Saturday, June 07, 2008

"Why We Went to Iraq"

Prompted by the scandal de jour surrounding Scott McLellan, one of my favourite Arabs, Fouad Ajami, has written an excellent piece in the Wall Street Journal about the Iraq war. Would that other journalists/scholars could be so astute. Here are some highlights:
"It is odd...that critics have launched a new attack on the origins of the war at precisely the time a new order in Iraq is taking hold.
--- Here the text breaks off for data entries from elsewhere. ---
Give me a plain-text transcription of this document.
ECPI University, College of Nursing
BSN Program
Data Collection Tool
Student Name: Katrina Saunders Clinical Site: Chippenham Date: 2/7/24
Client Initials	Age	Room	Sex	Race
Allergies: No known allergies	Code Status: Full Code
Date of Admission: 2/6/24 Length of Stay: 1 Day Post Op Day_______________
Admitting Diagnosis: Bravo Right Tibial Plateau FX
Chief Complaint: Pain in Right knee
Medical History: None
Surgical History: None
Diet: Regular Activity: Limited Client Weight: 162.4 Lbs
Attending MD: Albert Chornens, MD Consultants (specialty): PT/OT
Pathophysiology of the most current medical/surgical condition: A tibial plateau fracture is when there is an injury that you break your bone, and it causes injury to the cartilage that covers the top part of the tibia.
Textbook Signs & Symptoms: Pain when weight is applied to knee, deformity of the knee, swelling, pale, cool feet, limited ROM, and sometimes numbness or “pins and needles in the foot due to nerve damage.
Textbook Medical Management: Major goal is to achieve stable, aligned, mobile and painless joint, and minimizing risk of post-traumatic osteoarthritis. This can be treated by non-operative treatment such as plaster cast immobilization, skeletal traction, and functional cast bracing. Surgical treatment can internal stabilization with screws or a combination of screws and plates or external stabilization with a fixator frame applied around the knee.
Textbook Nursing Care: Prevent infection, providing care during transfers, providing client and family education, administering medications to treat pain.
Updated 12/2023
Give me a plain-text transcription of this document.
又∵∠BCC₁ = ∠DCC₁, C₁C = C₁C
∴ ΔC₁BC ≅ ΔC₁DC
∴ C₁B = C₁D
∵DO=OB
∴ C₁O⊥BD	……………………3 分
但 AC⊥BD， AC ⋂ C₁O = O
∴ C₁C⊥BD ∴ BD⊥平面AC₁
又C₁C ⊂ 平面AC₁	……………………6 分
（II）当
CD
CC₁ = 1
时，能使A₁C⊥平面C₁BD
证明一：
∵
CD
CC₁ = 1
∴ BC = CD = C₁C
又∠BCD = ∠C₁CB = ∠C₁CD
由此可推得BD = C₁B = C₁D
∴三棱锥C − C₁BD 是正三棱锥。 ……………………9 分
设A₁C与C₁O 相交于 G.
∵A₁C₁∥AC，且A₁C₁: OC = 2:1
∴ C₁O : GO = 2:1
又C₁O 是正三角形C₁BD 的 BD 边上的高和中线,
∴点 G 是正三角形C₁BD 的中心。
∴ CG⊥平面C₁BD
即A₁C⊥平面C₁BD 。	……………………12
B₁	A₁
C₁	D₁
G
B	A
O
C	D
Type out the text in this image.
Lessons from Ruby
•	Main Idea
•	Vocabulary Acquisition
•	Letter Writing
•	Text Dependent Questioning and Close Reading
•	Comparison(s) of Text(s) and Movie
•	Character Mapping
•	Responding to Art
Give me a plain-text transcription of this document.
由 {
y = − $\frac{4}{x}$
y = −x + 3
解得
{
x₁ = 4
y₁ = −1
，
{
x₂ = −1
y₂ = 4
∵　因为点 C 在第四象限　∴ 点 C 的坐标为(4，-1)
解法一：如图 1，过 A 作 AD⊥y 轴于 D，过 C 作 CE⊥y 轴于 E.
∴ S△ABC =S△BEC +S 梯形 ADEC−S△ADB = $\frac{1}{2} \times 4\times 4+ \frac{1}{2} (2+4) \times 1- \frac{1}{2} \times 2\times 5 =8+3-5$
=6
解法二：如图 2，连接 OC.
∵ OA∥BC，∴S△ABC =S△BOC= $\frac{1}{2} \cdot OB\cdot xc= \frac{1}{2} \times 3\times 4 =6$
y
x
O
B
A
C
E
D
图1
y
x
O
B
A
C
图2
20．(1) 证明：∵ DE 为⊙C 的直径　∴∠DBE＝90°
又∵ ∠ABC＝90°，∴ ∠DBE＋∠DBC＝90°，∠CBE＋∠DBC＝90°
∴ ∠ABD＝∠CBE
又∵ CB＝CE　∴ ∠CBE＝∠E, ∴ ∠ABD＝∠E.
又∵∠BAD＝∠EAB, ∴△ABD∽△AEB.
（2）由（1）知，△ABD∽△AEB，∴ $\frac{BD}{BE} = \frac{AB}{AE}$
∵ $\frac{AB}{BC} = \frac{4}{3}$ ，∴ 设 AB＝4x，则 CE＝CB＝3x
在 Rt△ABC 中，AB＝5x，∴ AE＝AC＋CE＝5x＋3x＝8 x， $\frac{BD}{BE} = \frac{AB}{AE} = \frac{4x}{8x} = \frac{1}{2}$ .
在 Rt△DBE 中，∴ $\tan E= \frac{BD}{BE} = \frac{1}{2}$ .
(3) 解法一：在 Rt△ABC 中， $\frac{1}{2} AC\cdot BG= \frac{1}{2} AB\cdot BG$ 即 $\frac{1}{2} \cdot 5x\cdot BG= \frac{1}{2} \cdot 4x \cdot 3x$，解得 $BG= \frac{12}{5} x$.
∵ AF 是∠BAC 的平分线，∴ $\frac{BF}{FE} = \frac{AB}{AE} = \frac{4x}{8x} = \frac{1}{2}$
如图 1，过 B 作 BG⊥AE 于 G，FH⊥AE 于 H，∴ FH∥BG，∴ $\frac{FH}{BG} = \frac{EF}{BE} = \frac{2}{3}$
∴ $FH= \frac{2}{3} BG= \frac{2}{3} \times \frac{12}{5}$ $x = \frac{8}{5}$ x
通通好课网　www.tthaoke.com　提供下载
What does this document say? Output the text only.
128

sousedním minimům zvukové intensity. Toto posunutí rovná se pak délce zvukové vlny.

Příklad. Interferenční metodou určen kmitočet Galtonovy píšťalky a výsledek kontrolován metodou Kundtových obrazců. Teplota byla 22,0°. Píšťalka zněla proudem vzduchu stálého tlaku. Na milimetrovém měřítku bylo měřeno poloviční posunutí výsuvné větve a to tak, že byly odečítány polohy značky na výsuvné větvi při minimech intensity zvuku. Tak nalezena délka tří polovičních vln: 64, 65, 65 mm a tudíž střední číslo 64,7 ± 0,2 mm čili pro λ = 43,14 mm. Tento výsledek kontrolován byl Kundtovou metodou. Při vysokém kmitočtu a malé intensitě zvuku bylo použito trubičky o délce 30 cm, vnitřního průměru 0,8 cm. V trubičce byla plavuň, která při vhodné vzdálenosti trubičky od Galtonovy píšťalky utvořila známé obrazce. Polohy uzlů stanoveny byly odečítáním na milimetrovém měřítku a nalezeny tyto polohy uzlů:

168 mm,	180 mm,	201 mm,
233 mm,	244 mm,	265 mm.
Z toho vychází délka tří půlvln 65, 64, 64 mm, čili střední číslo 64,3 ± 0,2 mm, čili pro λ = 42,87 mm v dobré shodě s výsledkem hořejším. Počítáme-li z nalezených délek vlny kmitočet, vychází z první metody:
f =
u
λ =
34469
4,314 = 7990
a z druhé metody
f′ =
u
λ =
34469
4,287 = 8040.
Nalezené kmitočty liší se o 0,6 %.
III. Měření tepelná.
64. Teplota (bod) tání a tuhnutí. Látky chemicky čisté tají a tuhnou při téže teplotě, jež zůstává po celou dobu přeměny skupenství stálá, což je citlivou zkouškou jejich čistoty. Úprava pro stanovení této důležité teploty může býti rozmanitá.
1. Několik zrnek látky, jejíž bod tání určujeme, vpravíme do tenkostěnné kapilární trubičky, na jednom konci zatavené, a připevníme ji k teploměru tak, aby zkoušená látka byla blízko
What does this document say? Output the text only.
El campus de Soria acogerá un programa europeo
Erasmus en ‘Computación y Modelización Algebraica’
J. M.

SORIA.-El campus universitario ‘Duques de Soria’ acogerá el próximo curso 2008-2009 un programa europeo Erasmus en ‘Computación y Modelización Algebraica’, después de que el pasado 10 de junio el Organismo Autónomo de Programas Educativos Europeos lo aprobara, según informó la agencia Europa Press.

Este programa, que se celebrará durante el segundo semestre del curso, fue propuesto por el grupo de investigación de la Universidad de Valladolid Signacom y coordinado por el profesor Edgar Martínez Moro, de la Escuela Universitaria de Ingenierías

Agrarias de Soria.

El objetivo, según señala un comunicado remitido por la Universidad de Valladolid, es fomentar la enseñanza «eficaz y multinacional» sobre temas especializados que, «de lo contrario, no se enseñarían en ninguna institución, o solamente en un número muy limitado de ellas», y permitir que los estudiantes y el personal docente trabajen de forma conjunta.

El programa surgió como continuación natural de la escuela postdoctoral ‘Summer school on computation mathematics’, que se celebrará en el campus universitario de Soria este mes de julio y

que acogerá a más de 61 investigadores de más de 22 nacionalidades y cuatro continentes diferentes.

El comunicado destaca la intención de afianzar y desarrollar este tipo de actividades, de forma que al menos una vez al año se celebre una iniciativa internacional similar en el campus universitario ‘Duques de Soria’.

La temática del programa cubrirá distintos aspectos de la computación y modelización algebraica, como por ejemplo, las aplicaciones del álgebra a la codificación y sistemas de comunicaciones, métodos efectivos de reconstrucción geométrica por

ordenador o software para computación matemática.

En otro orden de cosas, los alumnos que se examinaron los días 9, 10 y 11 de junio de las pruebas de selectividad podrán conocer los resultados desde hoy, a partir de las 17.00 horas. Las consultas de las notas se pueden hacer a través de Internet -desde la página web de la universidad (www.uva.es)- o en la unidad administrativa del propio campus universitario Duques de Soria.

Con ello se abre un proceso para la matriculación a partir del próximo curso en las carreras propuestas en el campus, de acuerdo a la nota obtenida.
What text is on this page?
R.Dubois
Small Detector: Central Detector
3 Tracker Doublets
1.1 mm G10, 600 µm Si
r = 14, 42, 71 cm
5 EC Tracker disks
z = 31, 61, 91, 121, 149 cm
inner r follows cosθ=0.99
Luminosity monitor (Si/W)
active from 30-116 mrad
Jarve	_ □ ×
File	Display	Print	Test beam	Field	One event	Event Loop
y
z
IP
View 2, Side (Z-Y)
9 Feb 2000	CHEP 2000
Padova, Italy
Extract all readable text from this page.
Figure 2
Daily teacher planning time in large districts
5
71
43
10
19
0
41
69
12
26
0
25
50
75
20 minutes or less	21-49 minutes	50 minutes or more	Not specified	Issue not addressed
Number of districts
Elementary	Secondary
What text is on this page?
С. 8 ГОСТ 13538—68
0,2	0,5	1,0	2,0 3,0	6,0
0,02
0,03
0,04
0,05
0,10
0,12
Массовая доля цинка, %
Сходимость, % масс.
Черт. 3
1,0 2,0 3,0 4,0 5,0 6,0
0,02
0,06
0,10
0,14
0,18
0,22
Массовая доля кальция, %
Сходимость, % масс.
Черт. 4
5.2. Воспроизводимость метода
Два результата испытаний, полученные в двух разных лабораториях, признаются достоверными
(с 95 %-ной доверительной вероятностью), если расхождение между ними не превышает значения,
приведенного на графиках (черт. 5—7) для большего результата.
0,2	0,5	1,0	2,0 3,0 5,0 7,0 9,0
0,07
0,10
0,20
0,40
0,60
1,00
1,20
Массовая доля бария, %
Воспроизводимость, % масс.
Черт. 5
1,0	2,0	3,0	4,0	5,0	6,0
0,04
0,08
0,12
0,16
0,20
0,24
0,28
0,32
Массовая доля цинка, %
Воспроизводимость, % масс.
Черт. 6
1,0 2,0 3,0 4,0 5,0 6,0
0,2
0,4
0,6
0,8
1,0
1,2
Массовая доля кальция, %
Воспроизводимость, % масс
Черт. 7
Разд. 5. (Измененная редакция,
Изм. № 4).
But American liberal opinion is obsessive today."
[snip]
"The nation was gripped by legitimate concern over gathering dangers in the aftermath of 9/11. Kabul and the war against the Taliban had not sufficed, for those were Arabs who struck America on 9/11. A war of deterrence had to be waged against Arab radicalism, and Saddam Hussein had drawn the short straw. He had not ducked, he had not scurried for cover. He openly mocked America's grief, taunted its power."
[snip]
"Before America struck into Iraq, a mere 18 months after 9/11, there had been glee in the Arab world, a sense that America had gotten its comeuppance. There were regimes hunkering down, feigning friendship with America while aiding and abetting the forces of terror."
[snip]
"If Islamism is on the ropes, if the regimes in the saddle in key Arab states now show greater resolve in taking on the forces of radicalism, no small credit ought to be given to this American project in Iraq."
[snip]
"In the narrow sense of command and power, this war in Iraq is Mr. Bush's war. But it is an evasion of responsibility to leave this war at his doorstep. This was a war fought with congressional authorization, with the warrant of popular acceptance, and the sanction of United Nations resolutions which called for Iraq's disarmament."
[snip]
"With the luxury of hindsight, the critics of the war now depict the arguments made for it as a case of manipulation and deceit. This is odd and misplaced: The claims about Iraq's weapons of mass destruction were to prove incorrect, but they were made in good faith."
[snip]
"America had not been prepared for nation-building in Iraq; we had not known Iraq and Iraqis or understood the depth of Iraq's breakdown. But there was nothing so startling or unusual about the connection George W. Bush made between American security and the "reform" of the Arab condition. As America's pact with the Arab autocrats had hatched a monster, it was logical and prudent to look for a new way."
[snip]
"The war put on notice regimes and conspirators who had harbored dark thoughts about America and who, in the course of the 1990s, were led to believe that terrible deeds against America would go unpunished. A different lesson was taught in Iraq. Nowadays, the burden of the war, in blood and treasure, is easy to see, while the gains, subtle and real, are harder to demonstrate. Last month, American casualties in Iraq were at their lowest since 2003. The Sunnis also have broken with al Qaeda, and the Shiite-led government has taken the war to the Mahdi Army: Is it any wonder that the critics have returned to the origins of the war?"